Here, through the father's own voluntary action and intentional conduct, he has divested himself of his ability to earn his previous *724 income. The record reveals that through his misconduct he had more than sufficient notice of the probable consequences of his voluntary behavior. He is responsible for his reduced financial circumstances, and his duty to provide for the needs of his children should not be abrogated simply because he chose to ingest drugs. See Abrams v. Connolly, 781 P.2d 651 (Colo.1989)(a child has a legal right to support from both parents); People ex rel. Cerda v. Walker, supra (both parents have a duty to support a child to the best of their abilities). I can discern no reason to offer addicts a reprieve from their child support obligations when we would not do the same for an obligor who voluntarily walks away from his job. See In re Marriage of McCord, 910 P.2d 85 (Colo.App.1995)(income from job imputed to father who quit job after winning lottery). Unlike the obligor who is unemployed or faced with a reduction in pay through no fault of his own, the addicted person has control over his actions and should be held liable for the consequences.

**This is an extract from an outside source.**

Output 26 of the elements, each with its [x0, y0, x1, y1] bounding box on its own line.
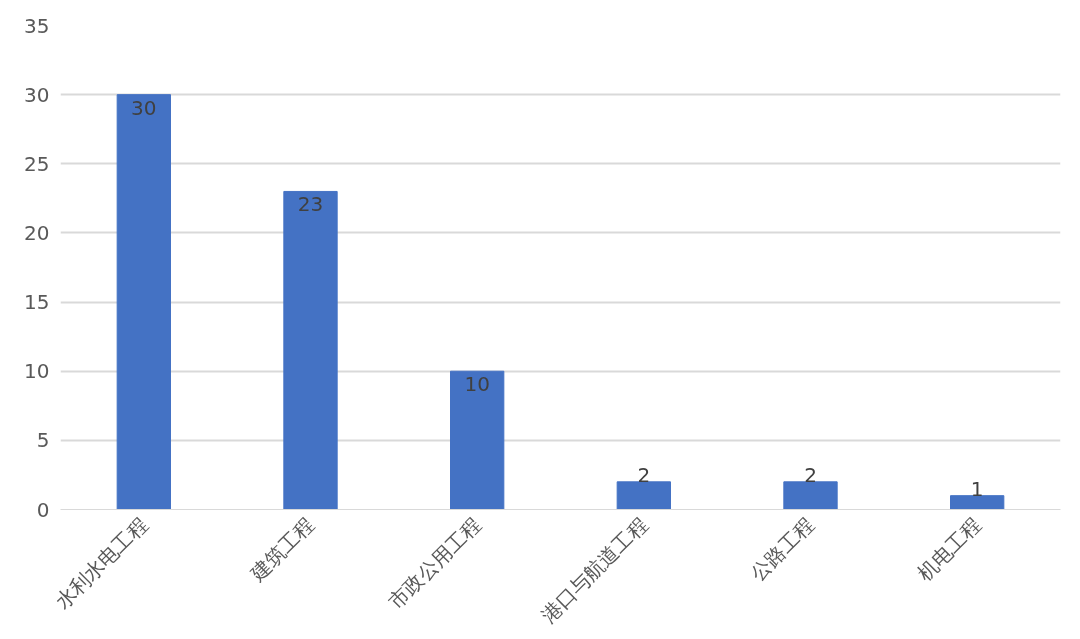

Furthermore, I note that other debts are not forgiven, short of bankruptcy, simply because drug addiction results in an inability to pay them. Thus, from a policy standpoint, I can conceive of no sound reason for relieving an addicted parent of his or her obligation of support, for the sole reason of addiction.

This is not to say that other factors may not be weighed in determining underemployment, such as an obligor's efforts to find alternative employment. Here, however, the father did not present evidence as to his efforts to obtain higher-paying employment. Accordingly, I would hold that the trial court did not err in finding the father voluntarily underemployed and imputing his previous income.

I concur in Part I(B) and (C), and in Part II of the majority opinion. Thus, I would affirm the judgment of the trial court.

NOTES

[*] Sitting by assignment of the Chief Justice under provisions of Colo. Const. art. VI, § 5(3), and § 24-51-1105, C.R.S.2001.